Filed under Commercial negotiation, General Commercial, Intellectual Property

2 responses to “Why won’t industry use standard research agreements?

  1. I find the suggestion that anyone with money on the table would defer to terms that Eight Wise Men came up with, in total ignorance of the specific deal, to be faintly risible. Perhaps others do as well, which may be why Sir Richard’s handiwork has gone under-utilized.

    I suppose that if one party were at a distinct bargaining disadvantage and Lambert 4 were better than a total hosing, there might be some appeal in assenting to it. Why the advantaged party would do so, apart from a sense of noblesse oblige, eludes me.

    In the US, and I suspect in the UK as well, residential and commercial leases are often made under standard form documents, generally here prepared by organizations of real estate agents. In most cases, though, the standard terms are supplemented with a longer or shorter rider that either adds to or varies the printed terms.
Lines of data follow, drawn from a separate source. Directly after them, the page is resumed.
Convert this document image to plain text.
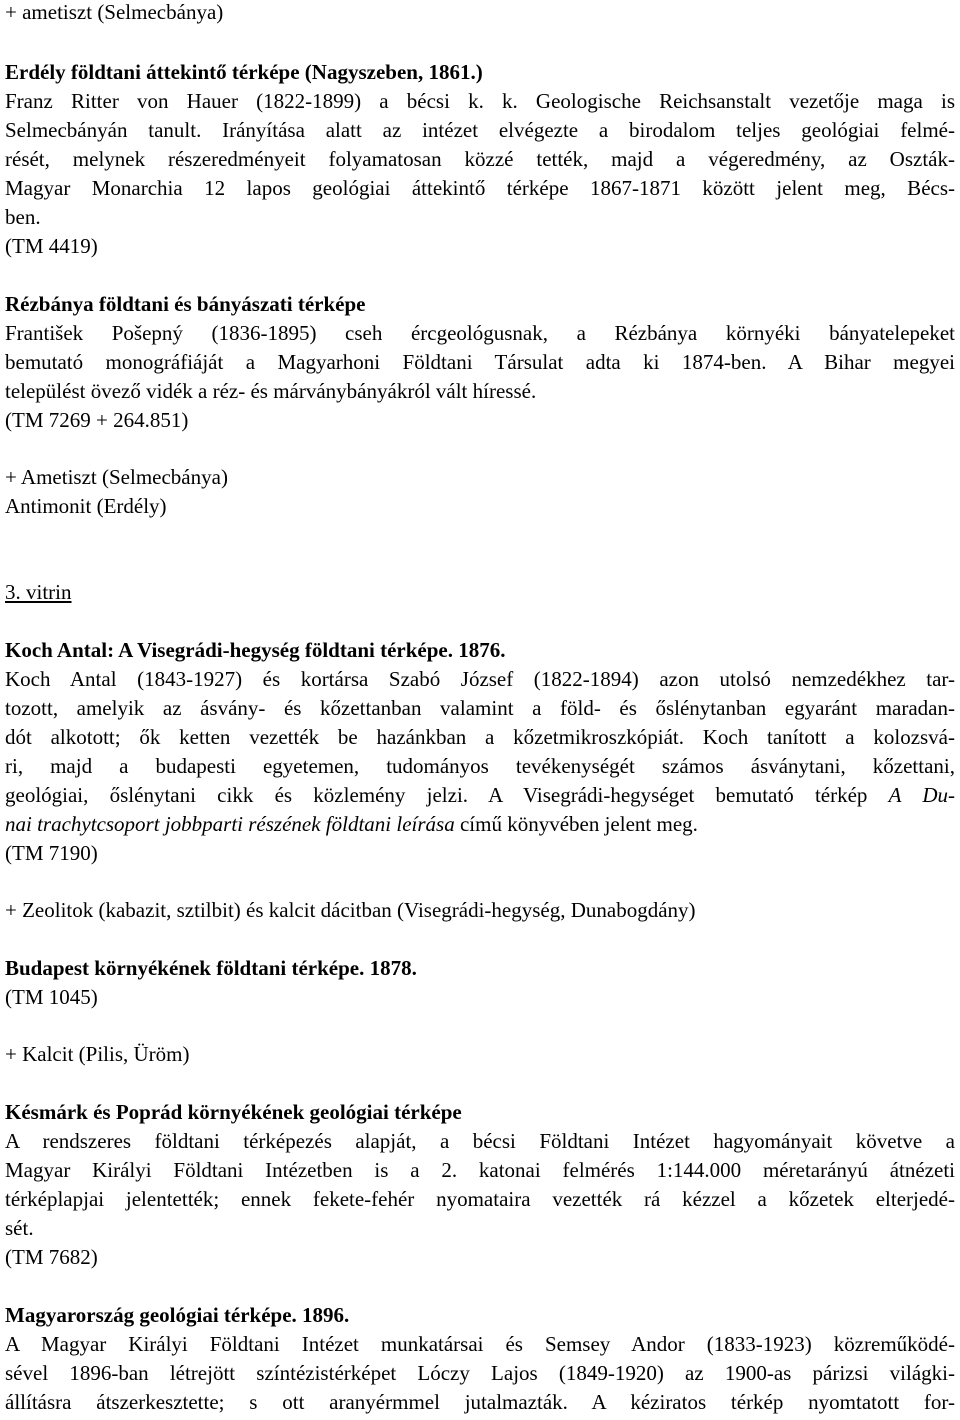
+ ametiszt (Selmecbánya)
Erdély földtani áttekintő térképe (Nagyszeben, 1861.)
Franz Ritter von Hauer (1822-1899) a bécsi k. k. Geologische Reichsanstalt vezetője maga is
Selmecbányán tanult. Irányítása alatt az intézet elvégezte a birodalom teljes geológiai felmé-
rését, melynek részeredményeit folyamatosan közzé tették, majd a végeredmény, az Oszták-
Magyar Monarchia 12 lapos geológiai áttekintő térképe 1867-1871 között jelent meg, Bécs-
ben.
(TM 4419)
Rézbánya földtani és bányászati térképe
František Pošepný (1836-1895) cseh ércgeológusnak, a Rézbánya környéki bányatelepeket
bemutató monográfiáját a Magyarhoni Földtani Társulat adta ki 1874-ben. A Bihar megyei
települést övező vidék a réz- és márványbányákról vált híressé.
(TM 7269 + 264.851)
+ Ametiszt (Selmecbánya)
Antimonit (Erdély)
3. vitrin
Koch Antal: A Visegrádi-hegység földtani térképe. 1876.
Koch Antal (1843-1927) és kortársa Szabó József (1822-1894) azon utolsó nemzedékhez tar-
tozott, amelyik az ásvány- és kőzettanban valamint a föld- és őslénytanban egyaránt maradan-
dót alkotott; ők ketten vezették be hazánkban a kőzetmikroszkópiát. Koch tanított a kolozsvá-
ri, majd a budapesti egyetemen, tudományos tevékenységét számos ásványtani, kőzettani,
geológiai, őslénytani cikk és közlemény jelzi. A Visegrádi-hegységet bemutató térkép A Du-
nai trachytcsoport jobbparti részének földtani leírása című könyvében jelent meg.
(TM 7190)
+ Zeolitok (kabazit, sztilbit) és kalcit dácitban (Visegrádi-hegység, Dunabogdány)
Budapest környékének földtani térképe. 1878.
(TM 1045)
+ Kalcit (Pilis, Üröm)
Késmárk és Poprád környékének geológiai térképe
A rendszeres földtani térképezés alapját, a bécsi Földtani Intézet hagyományait követve a
Magyar Királyi Földtani Intézetben is a 2. katonai felmérés 1:144.000 méretarányú átnézeti
térképlapjai jelentették; ennek fekete-fehér nyomataira vezették rá kézzel a kőzetek elterjedé-
sét.
(TM 7682)
Magyarország geológiai térképe. 1896.
A Magyar Királyi Földtani Intézet munkatársai és Semsey Andor (1833-1923) közreműködé-
sével 1896-ban létrejött színtézistérképet Lóczy Lajos (1849-1920) az 1900-as párizsi világki-
állításra átszerkesztette; s ott aranyérmmel jutalmazták. A kéziratos térkép nyomtatott for-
One size never fits all.

    • Vance, the approach you describe may be one reason why US universities were thought to need the protection they got under the Bayh-Dole Act. The result has been that all US universities, in my experience take a standard approach: we own the resulting IP, you get a non-exclusive internal use licence plus an option to negotiate an exclusive commercialisation licence. This is very protective of US universities but is driving companies away, sometimes to the more flexible approach of UK universities.